La Formation des Salariés au Cœur des Enjeux de Compétitivité et D’employabilité

2013 aura été l’année de la flexi-sécurité à la française, mêlant davantage de flexibilité pour les employeurs en contrepartie de leur responsabilité accrue en terme d’employabilité des travailleurs sur le marché du travail.

La loi du 14 juin 2013 dite de « sécurisation de l’emploi » modifie en profondeur notre modèle social, notamment en ce qu’elle réduit le périmètre d’intervention du régime du licenciement économique et des procédures (lourdes) afférentes. Cette réduction s’opère au profit d’une extension de celui des mesures de Gestion Prévisionnelle des Emplois et des Compétences (GPEC).

La GPEC vise à réduire les écarts entre ressources internes et les besoins en compétences de l’entreprise, notamment au travers de politiques de mobilité professionnelle et géographique. La mobilité fonctionnelle implique donc la formation professionnelle, qui apparaît plus que jamais située au cœur de la relation de travail. Elle devient également un outil de levier incontournable dans l’employabilité de chaque salarié.

La loi de sécurisation de l’emploi développe des dispositifs qui constituent autant de mesures alternatives au licenciement économique, qui seront complétés par une réforme du système de la formation professionnelle à venir début 2014.

A cette occasion, il nous a semblé opportun d’exposer brièvement le système de la formation professionnelle en France, à savoir l’obligation de formation des salariés qui repose sur l’employeur. Par ailleurs et dans le cadre de leur responsabilité sociale, les entreprises sont de plus en plus incitées à contribuer à la politique d’insertion des chômeurs et des jeunes entrant sur le marché du travail.

__________

Le système de la formation professionnelle repose sur trois piliers :

–       un outil de RH et de RSE utilisé afin de rechercher un équilibre permanent entre les objectifs de compétitivité des entreprises et la responsabilité de l’employeur s’agissant de l’employabilité des salariés ;

–       une obligation de financement et de formation incombant aux entreprises employant des salariés en France ;

–       une gestion paritaire des fonds de la formation professionnelle qui place les branches professionnelles au cœur des politiques de la formation.

« Former ou payer » qui devient « former de toute façon »

Le droit français de la formation professionnelle est régi par un adage : « former ou payer ». Le système de la formation professionnelle français est conçu de telle sorte que l’entreprise a l’obligation de contribuer financièrement à la formation de ses salariés.
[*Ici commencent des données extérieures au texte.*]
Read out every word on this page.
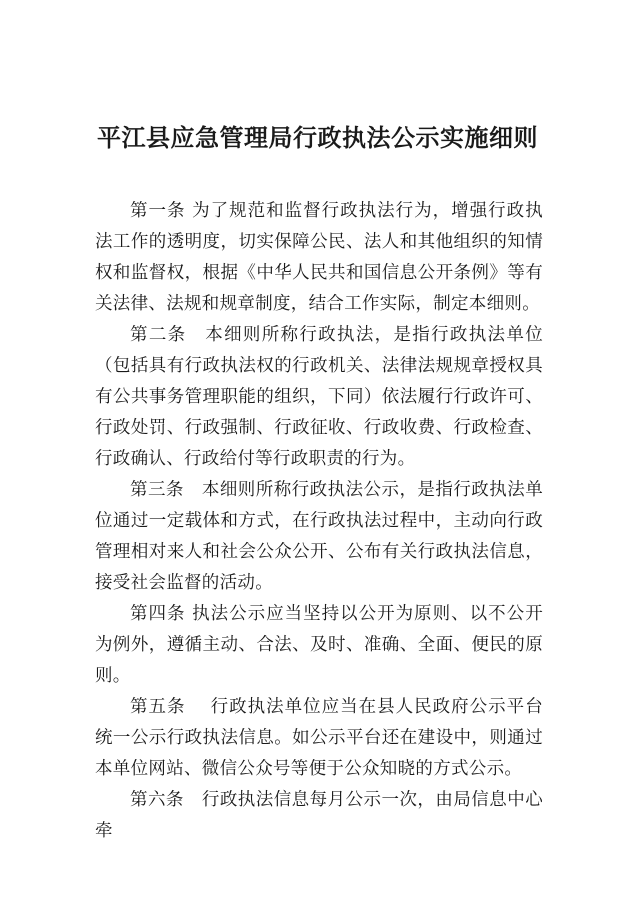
平江县应急管理局行政执法公示实施细则

第一条 为了规范和监督行政执法行为，增强行政执法工作的透明度，切实保障公民、法人和其他组织的知情权和监督权，根据《中华人民共和国信息公开条例》等有关法律、法规和规章制度，结合工作实际，制定本细则。

第二条　本细则所称行政执法，是指行政执法单位（包括具有行政执法权的行政机关、法律法规规章授权具有公共事务管理职能的组织，下同）依法履行行政许可、行政处罚、行政强制、行政征收、行政收费、行政检查、行政确认、行政给付等行政职责的行为。

第三条　本细则所称行政执法公示，是指行政执法单位通过一定载体和方式，在行政执法过程中，主动向行政管理相对来人和社会公众公开、公布有关行政执法信息，接受社会监督的活动。

第四条 执法公示应当坚持以公开为原则、以不公开为例外，遵循主动、合法、及时、准确、全面、便民的原则。

第五条　 行政执法单位应当在县人民政府公示平台统一公示行政执法信息。如公示平台还在建设中，则通过本单位网站、微信公众号等便于公众知晓的方式公示。

第六条　行政执法信息每月公示一次，由局信息中心牵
Le montant de la participation de l’employeur au financement de la formation professionnelle est égal à un pourcentage de la masse salariale de l’entreprise, qui diffère selon son effectif:

– 0,55% pour les entreprises jusqu’à 9 salariés;

– 1,05% pour les entreprises de 10 à 19 salariés;

– 1,6% pour les entreprises de 20 salariés et plus.

Depuis la fin des années 1990, l’obligation de formation s’est “autonomisée” de l’obligation de paiement pour devenir une véritable obligation de l’employeur  de former chacun de ses salariés. Le droit à la formation professionnelle est un droit individuel du salarié, comme le rappelle régulièrement la chambre sociale de la Cour de cassation, notamment dans un arrêt récent en date du 5 juin 2013.

Les acteurs

Afin de mener leurs politiques de formation, les entreprises doivent coordonner leurs actions avec la branche à laquelle elles appartiennent, ainsi qu’avec les pouvoirs publics. La matière nécessite donc une bonne compréhension des enjeux de pouvoirs (jeux d’acteur) et l’identification du bon interlocuteur.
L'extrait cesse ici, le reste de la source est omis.